I closed out a long day on the road recently in all-too-familiar fashion — by sprinting through Baltimore's airport. All I wanted was to get on the plane and fall blissfully asleep.
When I got to my gate, I was greeted by 110 middle schoolers, hopped up on Starbucks and headed back to St. Louis from a field trip to Washington D.C.
Imagine it: A completely full flight consisting of me, maybe a couple dozen other business travelers, and 110 highly caffeinated tweens.
I don't know what was more priceless — the barely organized chaos of a cross-country field trip, or the “God help us” looks on the faces of the rest of us road-weary travelers.

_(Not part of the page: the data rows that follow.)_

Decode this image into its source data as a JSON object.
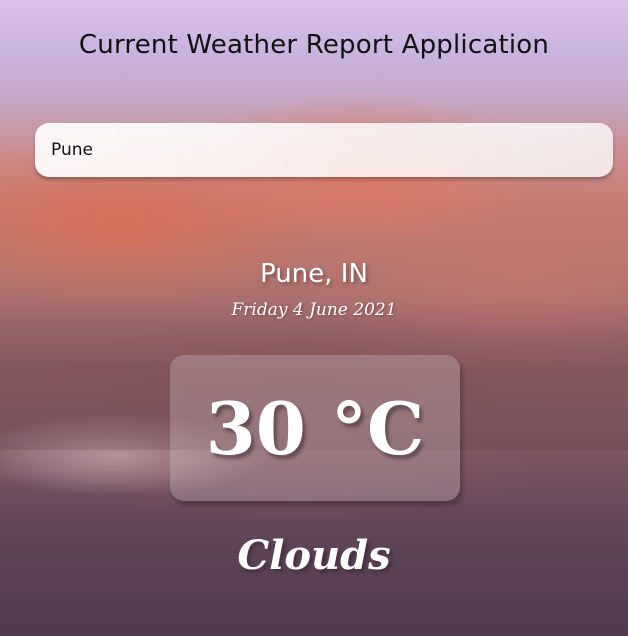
{
  "app": {
    "title": "Current Weather Report Application"
  },
  "search": {
    "value": "Pune",
    "placeholder": ""
  },
  "weather": {
    "location": "Pune, IN",
    "date": "Friday 4 June 2021",
    "temperature": "30 °C",
    "condition": "Clouds"
  }
}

Then, the most unexpected thing happened. As Southwest personnel began their pre-boarding announcements, the kids all fell silent, moved quietly out of the way, and waited politely for their turn to board. Once on the plane, they were orderly, polite and extremely well-behaved. With the exception of a few cheers at takeoff and landing, it was as quiet and peaceful as any other flight.
And I felt like an idiot. I was expecting “Animal House” in the sky, and I got “Dead Poets Society” instead.
Lesson learned: Don't assume anything.
- Don't assume the millennial on your team has no loyalty.
- Don't assume your fossil of a boss doesn't get social media.
- Don't assume your least-experienced workers don't have any ideas.
- Don't assume your leaders have all of the answers.
- Don't assume your employees don't care about learning new stuff.
- Don't assume you know what your clients / members / employees want.
- Don't assume all of this complexity will go away.
- Don't assume you're too busy to innovate.
- Don't assume you can't change.
Until we ask or experience, we can't assume anything. Eventually, we'll be proven wrong.
We don't know it all. Every person has something to teach us.
We just need to be willing to learn.